Wendy Parmet is a professor and expert on disability and public health law. She noted that hospitals all have translators now. “There should be some kind of analogous process” for patients who are requesting masking accommodations, she said, adding that a big problem with MGB is “that they don’t have the processes in place” to prevent this kind of problem. Once they have the procedures outlined, then all staff should be educated. “What we want is a training program and some procedures in place because your phlebotomist should not be left to think that they can make this decision on their own.”
Boston To The San Francisco Bay

The problem of getting healthcare providers to mask in response to their patients’ request is by no means limited to Boston. This type of refusal of disabled patients’ requests is also notably coming from University of California San Francisco, another leader in influencing policy.

Alice Wong is the founder and director of the Disability Visibility Project. She has multiple medical issues, including having a tracheostomy and a breathing tube in her neck. Wong recently required hospitalization in UCSF’s Moffitt/Long Hospital. She wrote a compelling essay in Teen Vogue, “Covid Isn’t Going Anywhere. Masking Up Could Save My Life.” After her January experiences in the emergency room and ICU, she wrote about her nightmarish experiences along with extensive recommendations for improving patient safety.

Senior and Disability Action, a community organizing group fighting for the rights of seniors and people with disabilities, has recently met with UCSF leadership to provide safe access to healthcare, especially for seniors and people with disabilities, who are being disproportionately affected by Covid-19. SDA’s Allegra Heath-Stout, director of emergent campaigns, said they have requested that universal masking continue after April, when the city’s health order requiring masking ends. UCSF also denies other Covid-19 safety-related accommodations, such as staff wearing an N-95 for particularly vulnerable patients or allowing immunosuppressed post-operative patients to recover in a separate room without unmasked patients.

SDA member Beth Kenny says they encounter similar problems at Kaiser Permanente. Kenny said their physician told them not to be inside with unmasked people, yet Kaiser does not allow patients to wait outside until being called rather than in crowded waiting rooms. Kaiser also denied Kenny’s request to have labs drawn at home by a visiting nurse, so they have risked their health by skipping monthly labs.
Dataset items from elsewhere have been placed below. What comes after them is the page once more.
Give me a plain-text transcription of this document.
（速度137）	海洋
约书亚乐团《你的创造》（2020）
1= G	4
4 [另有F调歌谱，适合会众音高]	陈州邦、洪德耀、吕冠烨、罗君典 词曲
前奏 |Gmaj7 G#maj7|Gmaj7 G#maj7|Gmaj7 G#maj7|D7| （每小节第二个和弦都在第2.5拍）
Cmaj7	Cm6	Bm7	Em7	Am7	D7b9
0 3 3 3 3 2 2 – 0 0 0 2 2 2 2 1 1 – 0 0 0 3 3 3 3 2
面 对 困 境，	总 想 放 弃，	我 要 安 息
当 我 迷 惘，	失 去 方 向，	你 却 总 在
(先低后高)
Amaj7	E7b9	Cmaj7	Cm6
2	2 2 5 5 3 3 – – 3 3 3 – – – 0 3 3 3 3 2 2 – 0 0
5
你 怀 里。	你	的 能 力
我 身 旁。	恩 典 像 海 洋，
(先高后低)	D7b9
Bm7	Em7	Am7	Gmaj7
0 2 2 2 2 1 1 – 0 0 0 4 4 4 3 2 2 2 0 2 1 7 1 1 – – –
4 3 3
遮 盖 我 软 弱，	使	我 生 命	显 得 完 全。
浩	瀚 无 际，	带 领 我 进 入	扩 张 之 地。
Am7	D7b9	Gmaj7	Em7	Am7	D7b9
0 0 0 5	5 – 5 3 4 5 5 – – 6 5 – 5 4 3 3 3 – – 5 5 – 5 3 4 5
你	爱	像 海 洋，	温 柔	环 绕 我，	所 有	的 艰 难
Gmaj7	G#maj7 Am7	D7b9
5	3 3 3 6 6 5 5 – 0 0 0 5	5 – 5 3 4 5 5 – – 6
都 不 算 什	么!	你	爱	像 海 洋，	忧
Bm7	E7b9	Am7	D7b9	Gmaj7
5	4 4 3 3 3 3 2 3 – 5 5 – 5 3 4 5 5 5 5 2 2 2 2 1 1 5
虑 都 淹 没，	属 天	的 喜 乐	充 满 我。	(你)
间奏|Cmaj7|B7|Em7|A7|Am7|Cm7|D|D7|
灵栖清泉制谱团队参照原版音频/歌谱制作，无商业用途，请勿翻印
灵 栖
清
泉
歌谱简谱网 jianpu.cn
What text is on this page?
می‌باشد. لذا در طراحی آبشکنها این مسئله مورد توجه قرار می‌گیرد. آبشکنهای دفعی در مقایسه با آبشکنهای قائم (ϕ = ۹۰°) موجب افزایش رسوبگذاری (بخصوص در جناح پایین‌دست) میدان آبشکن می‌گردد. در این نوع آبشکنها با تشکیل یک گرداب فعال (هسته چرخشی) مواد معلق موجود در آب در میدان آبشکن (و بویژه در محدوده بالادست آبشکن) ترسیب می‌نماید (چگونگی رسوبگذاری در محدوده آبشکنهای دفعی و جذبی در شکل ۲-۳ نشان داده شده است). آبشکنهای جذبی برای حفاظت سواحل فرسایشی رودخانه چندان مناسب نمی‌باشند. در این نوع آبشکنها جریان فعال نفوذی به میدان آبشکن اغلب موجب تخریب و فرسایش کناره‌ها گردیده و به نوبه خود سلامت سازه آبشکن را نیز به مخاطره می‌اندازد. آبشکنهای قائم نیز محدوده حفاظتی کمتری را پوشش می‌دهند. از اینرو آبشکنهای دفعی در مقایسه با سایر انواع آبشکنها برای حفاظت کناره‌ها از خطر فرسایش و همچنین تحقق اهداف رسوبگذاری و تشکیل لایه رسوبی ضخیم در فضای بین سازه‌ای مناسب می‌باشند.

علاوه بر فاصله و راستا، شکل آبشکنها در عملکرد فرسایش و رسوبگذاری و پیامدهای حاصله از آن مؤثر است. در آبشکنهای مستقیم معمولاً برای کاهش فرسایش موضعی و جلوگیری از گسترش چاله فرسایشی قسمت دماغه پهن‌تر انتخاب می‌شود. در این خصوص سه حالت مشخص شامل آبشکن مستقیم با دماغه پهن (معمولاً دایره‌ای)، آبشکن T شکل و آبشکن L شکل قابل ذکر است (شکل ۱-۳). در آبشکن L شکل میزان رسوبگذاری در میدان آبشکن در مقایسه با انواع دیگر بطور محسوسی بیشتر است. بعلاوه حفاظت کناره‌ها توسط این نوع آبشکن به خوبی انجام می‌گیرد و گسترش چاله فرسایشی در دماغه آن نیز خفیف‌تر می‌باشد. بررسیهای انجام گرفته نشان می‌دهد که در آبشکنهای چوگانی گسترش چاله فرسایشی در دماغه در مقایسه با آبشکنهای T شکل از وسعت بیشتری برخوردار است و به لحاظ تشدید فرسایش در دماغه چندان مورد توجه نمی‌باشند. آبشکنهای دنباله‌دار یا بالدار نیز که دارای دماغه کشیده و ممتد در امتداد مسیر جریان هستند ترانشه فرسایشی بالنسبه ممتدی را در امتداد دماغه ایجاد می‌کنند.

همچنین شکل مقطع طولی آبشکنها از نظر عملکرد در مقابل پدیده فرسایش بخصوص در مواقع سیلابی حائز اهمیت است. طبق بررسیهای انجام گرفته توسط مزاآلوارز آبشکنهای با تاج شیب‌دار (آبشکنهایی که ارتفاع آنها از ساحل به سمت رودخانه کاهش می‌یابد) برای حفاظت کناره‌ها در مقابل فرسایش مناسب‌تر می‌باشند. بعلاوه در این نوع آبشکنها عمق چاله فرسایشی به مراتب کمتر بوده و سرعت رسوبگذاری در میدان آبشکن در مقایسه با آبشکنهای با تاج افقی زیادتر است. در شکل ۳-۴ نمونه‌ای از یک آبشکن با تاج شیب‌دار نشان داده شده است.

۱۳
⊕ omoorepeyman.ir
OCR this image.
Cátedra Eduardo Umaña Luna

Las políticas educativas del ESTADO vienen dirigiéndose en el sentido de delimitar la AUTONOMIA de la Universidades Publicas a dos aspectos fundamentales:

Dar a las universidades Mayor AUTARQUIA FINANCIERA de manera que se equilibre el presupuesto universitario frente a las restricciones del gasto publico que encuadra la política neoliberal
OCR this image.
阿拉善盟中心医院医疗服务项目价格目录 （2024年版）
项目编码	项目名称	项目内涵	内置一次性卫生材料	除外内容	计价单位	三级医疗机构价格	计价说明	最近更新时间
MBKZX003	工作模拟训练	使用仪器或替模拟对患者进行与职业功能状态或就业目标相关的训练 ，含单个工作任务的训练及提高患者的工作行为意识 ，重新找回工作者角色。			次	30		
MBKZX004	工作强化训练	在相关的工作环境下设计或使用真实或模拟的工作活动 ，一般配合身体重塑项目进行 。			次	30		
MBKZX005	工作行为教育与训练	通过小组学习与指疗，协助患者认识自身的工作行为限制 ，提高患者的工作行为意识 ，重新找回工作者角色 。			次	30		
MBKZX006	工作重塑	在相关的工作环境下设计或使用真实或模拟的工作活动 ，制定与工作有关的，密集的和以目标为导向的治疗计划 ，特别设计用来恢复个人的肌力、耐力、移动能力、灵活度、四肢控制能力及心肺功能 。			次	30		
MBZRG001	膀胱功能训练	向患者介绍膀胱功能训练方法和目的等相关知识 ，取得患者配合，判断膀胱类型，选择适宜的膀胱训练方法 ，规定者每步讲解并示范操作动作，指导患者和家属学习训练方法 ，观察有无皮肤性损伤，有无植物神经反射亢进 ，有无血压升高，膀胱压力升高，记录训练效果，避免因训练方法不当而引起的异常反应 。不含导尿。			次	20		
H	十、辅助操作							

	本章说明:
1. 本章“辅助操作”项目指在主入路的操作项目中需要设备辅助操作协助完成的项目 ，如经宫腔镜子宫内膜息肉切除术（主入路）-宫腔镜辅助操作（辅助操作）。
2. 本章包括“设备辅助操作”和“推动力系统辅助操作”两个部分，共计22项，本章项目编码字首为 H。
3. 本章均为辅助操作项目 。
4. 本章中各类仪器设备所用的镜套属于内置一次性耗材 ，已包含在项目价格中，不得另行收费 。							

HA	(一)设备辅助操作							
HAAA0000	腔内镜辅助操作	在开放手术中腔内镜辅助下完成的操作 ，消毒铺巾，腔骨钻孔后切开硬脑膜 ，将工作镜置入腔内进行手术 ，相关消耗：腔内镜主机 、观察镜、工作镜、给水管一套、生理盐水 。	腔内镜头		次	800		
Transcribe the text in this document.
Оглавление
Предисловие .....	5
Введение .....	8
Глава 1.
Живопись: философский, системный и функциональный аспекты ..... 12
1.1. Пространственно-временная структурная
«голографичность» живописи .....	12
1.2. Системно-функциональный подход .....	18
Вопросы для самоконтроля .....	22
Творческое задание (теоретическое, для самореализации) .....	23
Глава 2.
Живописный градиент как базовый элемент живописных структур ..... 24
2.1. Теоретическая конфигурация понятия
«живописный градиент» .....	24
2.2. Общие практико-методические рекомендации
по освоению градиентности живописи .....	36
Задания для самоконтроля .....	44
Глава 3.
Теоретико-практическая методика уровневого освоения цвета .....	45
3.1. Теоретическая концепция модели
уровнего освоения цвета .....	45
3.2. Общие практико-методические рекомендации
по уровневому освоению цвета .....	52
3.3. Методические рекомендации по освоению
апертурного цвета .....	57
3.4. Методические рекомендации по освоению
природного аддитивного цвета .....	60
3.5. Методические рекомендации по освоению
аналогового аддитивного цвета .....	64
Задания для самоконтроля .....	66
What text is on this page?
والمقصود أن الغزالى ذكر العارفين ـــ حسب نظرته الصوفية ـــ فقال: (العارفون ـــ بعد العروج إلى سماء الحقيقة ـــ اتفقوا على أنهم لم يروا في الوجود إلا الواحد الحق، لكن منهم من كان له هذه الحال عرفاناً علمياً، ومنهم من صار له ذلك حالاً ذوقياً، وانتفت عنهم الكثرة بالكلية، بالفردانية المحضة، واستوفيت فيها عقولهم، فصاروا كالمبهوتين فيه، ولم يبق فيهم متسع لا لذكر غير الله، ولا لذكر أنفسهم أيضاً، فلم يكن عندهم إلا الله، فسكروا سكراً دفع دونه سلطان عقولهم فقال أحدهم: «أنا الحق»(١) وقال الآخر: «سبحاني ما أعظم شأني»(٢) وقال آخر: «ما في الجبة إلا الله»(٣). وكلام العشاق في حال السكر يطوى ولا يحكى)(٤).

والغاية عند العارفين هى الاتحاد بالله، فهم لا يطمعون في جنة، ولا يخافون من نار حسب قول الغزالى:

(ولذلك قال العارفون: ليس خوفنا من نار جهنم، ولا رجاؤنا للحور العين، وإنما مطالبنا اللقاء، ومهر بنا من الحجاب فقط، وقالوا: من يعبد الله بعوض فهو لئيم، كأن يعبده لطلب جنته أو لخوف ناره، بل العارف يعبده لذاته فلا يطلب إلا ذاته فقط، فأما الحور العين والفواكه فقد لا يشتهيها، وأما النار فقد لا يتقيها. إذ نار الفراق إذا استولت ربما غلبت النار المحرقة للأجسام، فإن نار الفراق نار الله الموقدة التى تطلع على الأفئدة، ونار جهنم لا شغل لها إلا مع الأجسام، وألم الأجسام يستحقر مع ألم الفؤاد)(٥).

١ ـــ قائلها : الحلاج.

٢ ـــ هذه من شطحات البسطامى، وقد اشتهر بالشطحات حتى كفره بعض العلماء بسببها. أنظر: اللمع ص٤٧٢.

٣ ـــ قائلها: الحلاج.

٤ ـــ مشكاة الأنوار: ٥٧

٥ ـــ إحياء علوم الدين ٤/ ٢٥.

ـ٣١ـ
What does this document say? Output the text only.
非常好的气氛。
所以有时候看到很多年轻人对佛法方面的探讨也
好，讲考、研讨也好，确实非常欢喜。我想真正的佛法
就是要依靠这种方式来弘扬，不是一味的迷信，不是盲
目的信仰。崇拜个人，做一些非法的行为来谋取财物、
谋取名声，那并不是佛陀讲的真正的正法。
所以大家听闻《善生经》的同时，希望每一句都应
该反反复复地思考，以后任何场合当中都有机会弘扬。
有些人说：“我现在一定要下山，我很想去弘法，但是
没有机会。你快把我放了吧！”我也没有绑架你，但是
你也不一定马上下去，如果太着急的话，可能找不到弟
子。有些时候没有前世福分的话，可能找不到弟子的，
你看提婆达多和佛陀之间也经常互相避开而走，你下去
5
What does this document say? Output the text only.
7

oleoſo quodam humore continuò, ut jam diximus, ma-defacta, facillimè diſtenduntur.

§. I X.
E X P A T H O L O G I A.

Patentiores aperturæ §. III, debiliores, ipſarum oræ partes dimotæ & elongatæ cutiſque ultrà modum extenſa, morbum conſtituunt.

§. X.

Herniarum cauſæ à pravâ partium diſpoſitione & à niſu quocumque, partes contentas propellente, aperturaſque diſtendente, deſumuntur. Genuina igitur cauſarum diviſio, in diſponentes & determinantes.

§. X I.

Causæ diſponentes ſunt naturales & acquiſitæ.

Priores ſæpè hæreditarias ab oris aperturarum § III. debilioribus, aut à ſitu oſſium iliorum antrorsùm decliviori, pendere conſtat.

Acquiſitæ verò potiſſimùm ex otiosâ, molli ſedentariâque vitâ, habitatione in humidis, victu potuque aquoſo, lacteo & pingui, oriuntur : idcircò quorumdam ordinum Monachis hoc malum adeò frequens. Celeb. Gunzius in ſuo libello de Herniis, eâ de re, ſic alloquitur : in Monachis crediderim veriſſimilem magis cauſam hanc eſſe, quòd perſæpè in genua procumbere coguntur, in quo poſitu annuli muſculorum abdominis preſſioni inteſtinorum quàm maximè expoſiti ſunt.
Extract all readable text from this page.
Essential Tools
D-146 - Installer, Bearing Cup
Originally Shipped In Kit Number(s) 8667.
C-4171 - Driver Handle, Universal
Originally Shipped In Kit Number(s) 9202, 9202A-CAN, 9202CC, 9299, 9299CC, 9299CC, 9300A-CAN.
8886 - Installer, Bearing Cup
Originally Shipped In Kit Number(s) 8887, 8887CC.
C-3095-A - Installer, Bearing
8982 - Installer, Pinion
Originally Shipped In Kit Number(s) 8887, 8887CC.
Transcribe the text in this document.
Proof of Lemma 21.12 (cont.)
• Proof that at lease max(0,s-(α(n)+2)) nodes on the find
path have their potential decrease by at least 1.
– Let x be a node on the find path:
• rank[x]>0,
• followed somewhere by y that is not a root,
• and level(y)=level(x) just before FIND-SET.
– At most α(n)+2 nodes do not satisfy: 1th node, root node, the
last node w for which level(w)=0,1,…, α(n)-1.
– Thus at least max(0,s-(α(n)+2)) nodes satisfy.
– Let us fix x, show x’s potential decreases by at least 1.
Another SDA member observed that what UCSF does “seems to really set the tone for the Bay Area and the rest of the country in terms of what precautions are taken.
Modest requests

What Christine and the other patients I’ve spoken with want seems eminently reasonable. MGB, UCSF, and others could start with a user-friendly system in place for patients to make requests. The ADA request should be readily visible to the staff—a flag on the patient’s electronic medical record or, in the old days, a colored tape on the patient’s chart.

As Link said, “I never thought that Harvard’s teaching hospital would care so little for lives like mine.” She surmises, “It’s the same kind of hostility and apathy that people with disabilities have long experienced that tells us that we are burdens, that we should pipe down and not concern ourselves with equity because our lives are not as valuable as nondisabled people.”